CellBioGuy comments on When does heritable low fitness need to be explained? - Less Wrong

15 Post author: DanArmak 10 June 2015 12:05AM

You are viewing a comment permalink. View the original post to see all comments and the full post content.

Comments (146)

You are viewing a single comment's thread. Show more comments above.

Comment author: DanArmak 10 June 2015 01:55:43PM *  0 points [-]

This comparison is a category error--the comparison isn't "homosexuality" vs. "all birth defects," but "homosexuality" vs. "any individual birth defect."

This is true (noted also by Douglas_Knight here). It's a little weakened by the fact that homosexuality likely has several different possible causes, which should also be considered separately. The loss of fitness due to homosexuality is also much less than that due to severe birth defects. I think given these initial data, the question still deserves a quantitative analysis. But I can't really judge because I don't know the relevant math - that's what I hoped someone would give in response to my post.

Note that anencephaly leads to early death, and you might think that in most evolutionarily relevant time periods, the costs of of raising a child to adulthood may have been significantly larger than the costs in bringing a pregnancy to term. A gene that halves your chance of giving birth to a child with anencephaly will have a very tiny impact on your overall fitness, and thus take a long time to spread through the population.
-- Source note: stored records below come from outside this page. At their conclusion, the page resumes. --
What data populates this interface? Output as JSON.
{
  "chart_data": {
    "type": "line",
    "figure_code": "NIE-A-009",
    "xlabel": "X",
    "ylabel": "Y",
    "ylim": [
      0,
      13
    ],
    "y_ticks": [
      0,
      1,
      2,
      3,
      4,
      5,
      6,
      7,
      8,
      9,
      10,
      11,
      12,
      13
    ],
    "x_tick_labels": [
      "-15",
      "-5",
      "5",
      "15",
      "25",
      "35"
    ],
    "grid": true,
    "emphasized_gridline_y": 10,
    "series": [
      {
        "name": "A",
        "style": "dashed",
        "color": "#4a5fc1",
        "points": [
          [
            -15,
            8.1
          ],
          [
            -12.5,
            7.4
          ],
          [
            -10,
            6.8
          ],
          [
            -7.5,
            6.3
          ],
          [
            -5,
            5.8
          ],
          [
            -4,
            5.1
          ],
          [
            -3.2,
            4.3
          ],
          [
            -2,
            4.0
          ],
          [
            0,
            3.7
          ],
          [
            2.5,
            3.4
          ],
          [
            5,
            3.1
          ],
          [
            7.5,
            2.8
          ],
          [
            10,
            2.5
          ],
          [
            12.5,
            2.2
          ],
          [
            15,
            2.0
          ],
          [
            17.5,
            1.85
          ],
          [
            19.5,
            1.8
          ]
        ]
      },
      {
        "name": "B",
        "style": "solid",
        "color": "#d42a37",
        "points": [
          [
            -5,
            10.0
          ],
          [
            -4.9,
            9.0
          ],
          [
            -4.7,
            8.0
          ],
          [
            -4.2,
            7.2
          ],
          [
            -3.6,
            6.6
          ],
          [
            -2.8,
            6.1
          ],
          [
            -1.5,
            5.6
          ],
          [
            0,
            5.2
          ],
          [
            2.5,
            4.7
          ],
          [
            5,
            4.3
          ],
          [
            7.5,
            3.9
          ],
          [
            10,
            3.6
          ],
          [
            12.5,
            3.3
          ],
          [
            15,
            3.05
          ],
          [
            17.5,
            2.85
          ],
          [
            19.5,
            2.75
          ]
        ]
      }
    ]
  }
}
From the gene's eye view, an allele isn't guaranteed to be selected during recombination. It seems to me that after conception, natural selection should operate on the fitness of the actual child as well as the inclusive fitness of the parents affected by raising the child. But I'm just handwaving and guessing here.

Comment author: gwern 10 June 2015 05:43:52PM 1 point [-]

It's a little weakened by the fact that homosexuality likely has several different possible causes

It does?

Comment author: CellBioGuy 10 June 2015 06:46:08PM 1 point [-]

Since when is anything in biology, neurology, or psychology simple?

Comment author: gwern 11 June 2015 01:43:13AM *  5 points [-]

Lots of things are simple. If the world is not simple, inference is impossible. Many things turn out to be straightforward; as complex and intricate a phenomenon as AIDS is, 'HIV causes AIDS' is much more accurate than 'AIDS is not determined by any one factor but by a combination of genetic, hormonal, and environmental influences; in recent years, biologically-based theories have been favored by experts...' In statistical modeling, it's far from surprising to discover that a few variables have most of the predictive value and that it's only the last few percent which require extreme complexity to predict or model.

Comment author: JenniferRM 11 June 2015 10:53:30AM *  5 points [-]

If the world is not simple, inference is impossible.

You have explained why inference is hard in biology :-)

A technical term for the "problem" is pleiotropy.

Many small scale biological features are re-used over and over, if they break, many things can break a bit. Primary ciliary dyskinesia is an example if this. In the meantime, many complex adaptive structures (like "the ability to hear") are caused by more than one subcomponent, so any of several different subcomponents breaking can produce a symptomatically similar disruption of the complex structure.

Biological causes and biological outcomes are in a many-to-many relationship, with lots of "best effort" failover systems as backups. The amount of effort to put into fixing up a structure is itself something that most of the animal kingdom has optimized a bit, for example via the poorly named "heat shock proteins" that suppress mutational expression in good times but reveal the mutations in bad times.

In the case of male homosexuality, one cause that I recall hearing debate about was that a male child causes a mother's body to change (current best guess is something immunological), such that later male fetuses appear to have their sexual development mildly disrupted. If I recall correctly, the process looks probabilistically cumulative, so that there's something like a 1/3 chance of homosexuality by the time you get to the fifth or sixth male child from the same mother. Again, if I recall correctly, with modern demography this effect might be enough to account for ~20% of gay men? This is somewhat controversial, but le wik has some of the debate.